Fluorescent signal quantitation therefore supported the visualized signal distribution as well as the results of the deep sequencing, indicating a greater viral signal in the upper digestive tract, particularly the stomach, for parvoviruses and in the lower tract, particularly the distal colon, for picornaviruses.
4. Discussion
We show here, using viral metagenomics and in situ hybridization, that the distribution of viral nucleic acids differs along the length of the digestive tract. Enterovirus reads were found at a greater frequency in the lower parts of the colon than in the upper digestive tract.
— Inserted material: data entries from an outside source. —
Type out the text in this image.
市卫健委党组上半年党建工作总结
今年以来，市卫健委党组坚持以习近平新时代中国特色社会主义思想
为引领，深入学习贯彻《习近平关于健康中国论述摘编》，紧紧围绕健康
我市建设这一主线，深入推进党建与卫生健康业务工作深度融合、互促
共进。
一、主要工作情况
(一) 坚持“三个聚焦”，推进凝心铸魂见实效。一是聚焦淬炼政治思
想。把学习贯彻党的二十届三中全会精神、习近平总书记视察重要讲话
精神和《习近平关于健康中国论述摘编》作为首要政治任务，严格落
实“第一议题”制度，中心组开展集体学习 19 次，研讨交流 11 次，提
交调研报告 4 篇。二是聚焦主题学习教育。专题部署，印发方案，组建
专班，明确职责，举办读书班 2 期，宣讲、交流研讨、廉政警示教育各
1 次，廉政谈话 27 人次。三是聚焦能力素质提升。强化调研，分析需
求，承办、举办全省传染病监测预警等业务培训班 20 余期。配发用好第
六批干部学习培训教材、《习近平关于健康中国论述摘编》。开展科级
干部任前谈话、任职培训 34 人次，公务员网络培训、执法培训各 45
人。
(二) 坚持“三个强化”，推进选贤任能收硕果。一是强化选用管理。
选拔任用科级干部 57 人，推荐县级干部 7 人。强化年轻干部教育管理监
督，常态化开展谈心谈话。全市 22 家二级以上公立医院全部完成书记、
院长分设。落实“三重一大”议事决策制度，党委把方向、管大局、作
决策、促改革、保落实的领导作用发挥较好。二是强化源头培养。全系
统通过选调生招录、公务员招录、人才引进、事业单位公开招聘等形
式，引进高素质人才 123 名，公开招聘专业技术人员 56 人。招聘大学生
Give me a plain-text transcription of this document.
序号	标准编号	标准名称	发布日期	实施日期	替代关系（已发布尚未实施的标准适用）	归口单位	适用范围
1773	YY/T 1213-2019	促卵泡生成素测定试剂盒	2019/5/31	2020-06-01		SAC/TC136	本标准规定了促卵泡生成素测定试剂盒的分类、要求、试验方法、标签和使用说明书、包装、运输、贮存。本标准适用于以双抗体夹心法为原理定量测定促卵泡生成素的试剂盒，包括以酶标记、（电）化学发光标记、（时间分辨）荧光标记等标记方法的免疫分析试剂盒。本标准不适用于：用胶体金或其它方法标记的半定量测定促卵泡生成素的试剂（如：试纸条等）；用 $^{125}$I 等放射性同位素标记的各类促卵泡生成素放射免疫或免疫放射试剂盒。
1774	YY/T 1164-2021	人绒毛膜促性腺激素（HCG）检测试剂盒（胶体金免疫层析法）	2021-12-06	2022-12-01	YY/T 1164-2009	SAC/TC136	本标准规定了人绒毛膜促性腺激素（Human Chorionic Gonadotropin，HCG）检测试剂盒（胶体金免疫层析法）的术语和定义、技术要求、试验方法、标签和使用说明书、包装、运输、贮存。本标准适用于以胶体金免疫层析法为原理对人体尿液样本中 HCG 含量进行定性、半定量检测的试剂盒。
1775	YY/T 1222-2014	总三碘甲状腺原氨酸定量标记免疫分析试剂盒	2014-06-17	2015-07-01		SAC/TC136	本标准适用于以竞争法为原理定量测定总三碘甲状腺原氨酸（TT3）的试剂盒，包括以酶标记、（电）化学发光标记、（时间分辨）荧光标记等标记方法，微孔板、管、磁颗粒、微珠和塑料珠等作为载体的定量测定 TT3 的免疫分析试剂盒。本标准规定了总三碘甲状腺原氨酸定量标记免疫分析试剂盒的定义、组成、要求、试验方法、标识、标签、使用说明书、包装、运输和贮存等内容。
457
The converse was observed for parvovirus reads, which were more common in the upper digestive tract. The viral reads from the mucosal surface scrapings largely tracked those of the underlying tissues. A subset of animals and viruses were also analyzed using in situ hybridization to locate viral nucleic acids in fixed tissues. The metagenomics and the ISH results were broadly concordant with strong erythroparvovirus staining in the stomach, jejunum, and duodenum, and for protoparvovirus, in the stomach of another animal in structures evocative of Peyer’s patches. Parvovirus staining was also seen in the distal colon but in a more punctuated form, possibly reflecting viral particle production at the tip of villi.
A previous study of rhesus macaques with ICD reported that the lumen contents of the proximal colon, distal colon, and rectum showed more picornavirus reads than in the more upstream terminal ileum [
14]. Here picornavirus reads were more abundant in the colon, especially the terminal and distal colon, while very few reads or RNA staining were detected in the ileum or further upstream in the digestive tract, consistent with this prior study. This study also reported no difference in parvovirus reads distributions from the ileum down [
14]. Here we found parvovirus reads (and ISH staining) starting higher up in the digestive tract, including the stomach, duodenum, and jejunum, anatomical sites not analyzed in the prior study. Parvovirus reads were also detected in the proximal and distal colon but not in the ileum. The distribution of parvovirus ISH signals in different locations was also highly distinct, with the terminal colon showing punctuated staining while the staining in the stomach/duodenum/jejunum was distributed in large oval structures. The more punctuated ISH signals seen in the lower intestine may reflect virus replication in highly permissive cells. The nature of these oval structures remains uncertain but could consist of gut-associated lymphoid tissues (GALT) in Peyer’s patches, where parvovirus particles may be presented to B lymphocytes.
We therefore show that in rhesus macaques with idiopathic chronic diarrhea, viral nucleic acids are unevenly distributed along the length of the digestive tract. The viral reads in mucosal scrapings largely reflect those in the underlying tissues. Parvovirus RNA was found in oval-shaped structures from the stomach to the jejunum, while both picornavirus and parvovirus RNA were also found in the lower part of the large intestine in a different, more punctuated, staining pattern.
Future experiments suggested by these results include the co-staining of ISH positive cells for cellular differentiation markers to better understand the cellular tropisms of macaque enteric viruses. Whether anatomical regions of viral replication, as reflected by ISH staining, also overlap with the microscopic ulcers typical of ICD will also require further studies.